The downsides of manually faking are

• it requires us to understand how the language works (not really a bad thing!),
• it adds complexity to your code.

Python using unittest.mock :

Our Unit under test:

We see here that we have a function that waits 4 times, each time 10 seconds, and then prints (“Hello World”).

# hello.py
import time
def hello_world():
    time.sleep(10)
    time.sleep(10)
    time.sleep(10)
    time.sleep(10)
    print("Hello World")

Testing:

Mocking imports:

In this case, we are using the patch feature to create a decorator that looks at our module under test, and monkey patches the sleep function in the time package.

What is useful in this case is that we can fake the imported package in the module under test and just run a test.

# test_hello.py
from unittest.mock import patch
import hello
from time import sleep
# Stub
@patch("hello.time.sleep")
def test_module_stub(mock_time):
    hello.hello_world()
    assert 1 == 1

# Mock
@patch("modulea.time.sleep")
def hello_world(mock_time):
    hello.hello_world()
    assert mock_time.call_count == 4

Manually monkey patching:

As a side note, we can also manually monkey patch in Python by overwriting sys.modules[‘time’] with a Mock object although I feel using patch is a cleaner approach.

# test_hello.py
from unittest.mock import Mock
import sys

sys.modules['time'] = Mock()
import hello

def test_modulea():
    hello.hello_world()
    assert 1 == 1

Using Abstraction:

Although monkey patching can meet our requirements, I prefer to decouple our code. We will apply the idea of separation of concerns and isolate the interaction with the time package.

Refactoring:

In the code below we are using a class to wrap the sleep function.

# hello.py
import time
class BreakManager():
    def take_break(self):
        time.sleep(10)
def hello_world(break_manager):
    break_manager.take_break()
    break_manager.take_break()
    break_manager.take_break()
    break_manager.take_break()
    print("Hello World")

We can now refactor our tests to hand a mock object instead of the real BreakManager instance.

import hello
from unittest.mock import Mock

# stub
def test_module_stub():
    break_manager = Mock()
    hello.hello_world(break_manager)
    assert 1 == 1

# mock
def test_modulea_sleep():
    break_manager = Mock()
    hello.hello_world(break_manager)
    assert break_manager.hello_world.call_count == 5

I understand this isn’t always possible especially when working with other people’s code, in cases where abstractions are not possible I would fall back to the patch pattern.

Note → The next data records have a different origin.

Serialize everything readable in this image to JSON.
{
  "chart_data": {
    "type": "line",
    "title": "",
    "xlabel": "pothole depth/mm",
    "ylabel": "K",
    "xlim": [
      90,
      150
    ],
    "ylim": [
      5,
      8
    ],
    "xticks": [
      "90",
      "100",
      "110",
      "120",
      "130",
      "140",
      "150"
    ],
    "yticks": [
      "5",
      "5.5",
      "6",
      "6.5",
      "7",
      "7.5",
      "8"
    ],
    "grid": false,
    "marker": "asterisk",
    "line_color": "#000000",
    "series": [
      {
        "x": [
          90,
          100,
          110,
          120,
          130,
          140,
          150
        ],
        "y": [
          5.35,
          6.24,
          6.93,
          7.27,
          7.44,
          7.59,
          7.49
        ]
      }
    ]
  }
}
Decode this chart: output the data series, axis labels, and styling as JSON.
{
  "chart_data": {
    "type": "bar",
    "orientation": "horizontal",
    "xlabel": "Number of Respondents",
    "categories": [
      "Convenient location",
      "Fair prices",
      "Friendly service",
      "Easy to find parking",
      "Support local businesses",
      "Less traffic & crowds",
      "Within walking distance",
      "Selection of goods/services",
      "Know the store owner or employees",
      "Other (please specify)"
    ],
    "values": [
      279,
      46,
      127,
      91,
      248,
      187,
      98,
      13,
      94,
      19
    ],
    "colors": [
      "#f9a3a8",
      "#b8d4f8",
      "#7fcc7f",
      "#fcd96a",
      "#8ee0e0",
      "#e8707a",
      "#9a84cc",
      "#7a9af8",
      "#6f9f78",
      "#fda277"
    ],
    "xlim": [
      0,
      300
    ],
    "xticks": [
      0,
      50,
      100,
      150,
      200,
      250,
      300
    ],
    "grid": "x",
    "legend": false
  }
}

Mocking AWS resources with Python:

When writing unit tests with Python there is a library that makes mocking AWS resources very easy called moto. The basic idea behind moto is that you create a mini “AWS” and then you manipulate it as needed by your test.

In the example below, we see that we are able to test getting a file from AWS S3 using moto, first by “putting” the file in moto S3.

###########  df.py
import boto3


def put_data_frame(bucket, key, local_file_name):
    s3 = boto3.client(
        "s3",
        region_name="us-east-1",
        aws_access_key_id="abcd",
        aws_secret_access_key="efgh")
    return s3.put_object(Bucket=bucket, Key=key, Body=local_file_name)


def get_data_frame(bucket, key, local_file_name):
    s3 = boto3.client(
        "s3",
        region_name="us-east-1",
        aws_access_key_id="abcd",
        aws_secret_access_key="efgh")
    return s3.download_file(bucket, key, local_file_name)
########### test_df.py
import boto3
from moto import mock_s3
import df 


@mock_s3
def test_get_data_frame():
    bucket_name = "dataframe-bucket"
    conn = boto3.resource('s3', region_name='us-east-1')
    conn.create_bucket(Bucket=bucket_name)
    model_instance = df
    model_instance.put_data_frame(bucket_name, "report.csv", "reports")
    model_instance.get_data_frame(bucket_name, "report.csv", "reports")

TLDR

Separate your integration tests from your unit tests, and use fakes to make your tests easy and reliable. Avoid tightly coupled tests, after all, tests are code too. When writing tests, focus on what the code does not how it gets there.